Let’s be honest. Had Trump chosen to divert his jumbo to the Arctic on the way home, we’d have all found a way to scramble there too.
As would his devoted band of followers: the only group more devout in their worship of Trump than the media. They show up wherever he goes, Maga flags and bejewelled USA caps at the ready. His grip on them as fascinating to behold as it is perplexing to comprehend.
Yes, Trump was glowering with quite the scowl inside the courtroom as the 34 charges were read aloud. There’s no doubting he was not a happy man.
But as soon as he was safely ensconced back inside Mar-a-Lago that evening, it was back to the usual belligerent banter. And fist bumps. So many fist bumps.
We had dutifully booked a flight from New York to follow in his footsteps but it didn’t land until the early hours, so we missed the party. But here’s the other fascinating thing about Trump.
The moment the news has passed, the masses pull the rip cord and disappear. Gone. Poof. They pack up the pick-ups, fold the flags and hit the road.
So too the media.

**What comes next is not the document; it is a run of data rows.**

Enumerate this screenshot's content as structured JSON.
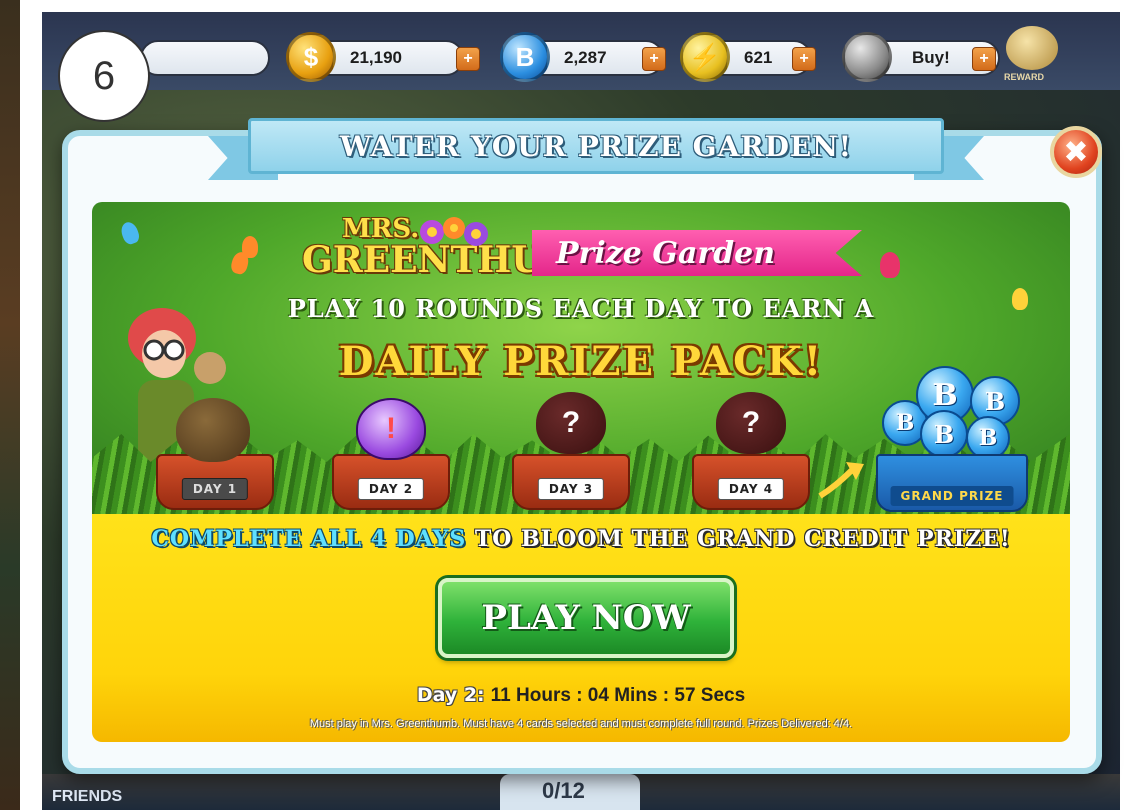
{
  "step_badge": "6",
  "topbar": {
    "coins": "21,190",
    "bingo_bucks": "2,287",
    "energy": "621",
    "buy_label": "Buy!",
    "reward_label": "REWARD",
    "coin_symbol": "$",
    "bucks_symbol": "B",
    "energy_symbol": "⚡",
    "plus_symbol": "+"
  },
  "dialog": {
    "title": "WATER YOUR PRIZE GARDEN!",
    "close_symbol": "✖",
    "logo_line1": "MRS.",
    "logo_line2": "GREENTHUMB",
    "prize_banner": "Prize Garden",
    "headline1": "PLAY 10 ROUNDS EACH DAY TO EARN A",
    "headline2": "DAILY PRIZE PACK!",
    "days": [
      {
        "label": "DAY 1",
        "plant": ""
      },
      {
        "label": "DAY 2",
        "plant": "!"
      },
      {
        "label": "DAY 3",
        "plant": "?"
      },
      {
        "label": "DAY 4",
        "plant": "?"
      }
    ],
    "grand_prize_label": "GRAND PRIZE",
    "grand_ball_letter": "B",
    "complete_part1": "COMPLETE ALL 4 DAYS",
    "complete_part2": "TO BLOOM THE GRAND CREDIT PRIZE!",
    "play_button": "PLAY NOW",
    "timer_day": "Day 2:",
    "timer_value": "11 Hours : 04 Mins : 57 Secs",
    "fineprint": "Must play in Mrs. Greenthumb. Must have 4 cards selected and must complete full round. Prizes Delivered: 4/4."
  },
  "background": {
    "friends_label": "FRIENDS",
    "search_text": "0/12"
  },
  "colors": {
    "ribbon": "#8fd2ea",
    "garden_green": "#4fa82a",
    "yellow_panel": "#ffd40a",
    "play_button": "#2fb23a",
    "cyan_text": "#5fe0ff"
  }
}
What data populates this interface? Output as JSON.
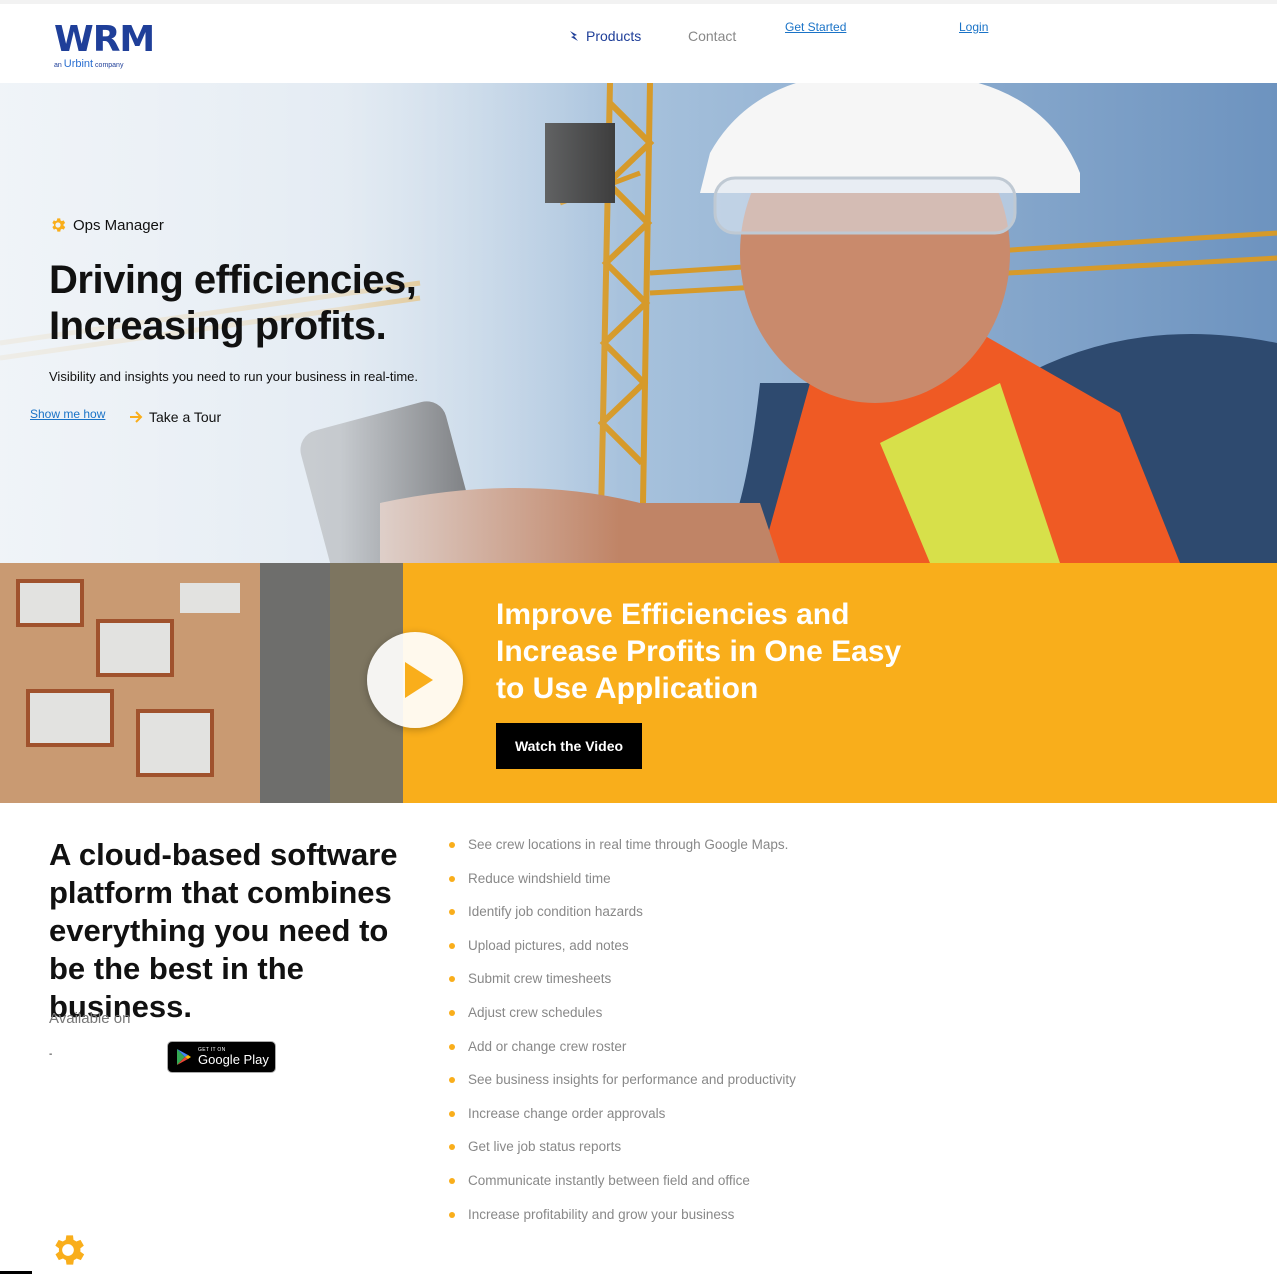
{
  "header": {
    "logo_main": "WRM",
    "logo_sub_prefix": "an",
    "logo_sub_brand": "Urbint",
    "logo_sub_suffix": "company",
    "nav_products": "Products",
    "nav_contact": "Contact",
    "nav_get_started": "Get Started",
    "nav_login": "Login"
  },
  "hero": {
    "badge": "Ops Manager",
    "title_line1": "Driving efficiencies,",
    "title_line2": "Increasing profits.",
    "subtitle": "Visibility and insights you need to run your business in real-time.",
    "show_me_how": "Show me how",
    "take_tour": "Take a Tour"
  },
  "band": {
    "title": "Improve Efficiencies and Increase Profits in One Easy to Use Application",
    "button": "Watch the Video"
  },
  "platform": {
    "title": "A cloud-based software platform that combines everything you need to be the best in the business.",
    "available_on": "Available on",
    "dash": "-",
    "gplay_small": "GET IT ON",
    "gplay_big": "Google Play"
  },
  "features": [
    "See crew locations in real time through Google Maps.",
    "Reduce windshield time",
    "Identify job condition hazards",
    "Upload pictures, add notes",
    "Submit crew timesheets",
    "Adjust crew schedules",
    "Add or change crew roster",
    "See business insights for performance and productivity",
    "Increase change order approvals",
    "Get live job status reports",
    "Communicate instantly between field and office",
    "Increase profitability and grow your business"
  ],
  "colors": {
    "brand_blue": "#1f3f99",
    "accent_orange": "#f9ae1b",
    "link_blue": "#1a73c7"
  },
  "icons": {
    "badge": "gear-icon",
    "products": "bolt-icon",
    "tour": "arrow-right-icon",
    "play": "play-icon",
    "gplay": "google-play-icon"
  }
}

We had the entire beach opposite his estate to ourselves, save for a couple of TV crews and a fisherman tucked under the bridge, blissfully unaware of the whirlwind that had just blown through town.
But like the aftermath of any storm, the air was still heavy.
For everything had changed and nothing had changed. Trump has now been criminally indicted. Is there worse to come? Maybe. But perversely, the drama has put him right where he wants to be. Centre-stage, in the spotlight, no doubt plotting his next rally and printing his Political Persecution merch.
The media – as if no time had passed at all – had jumped to attention. All Trump, all the time.
As we pulled away, something inside told me it wouldn’t be long before we’d be back again. The days of trying to ignore Donald Trump are over.
Wash, rinse, repeat, as my American colleagues would say.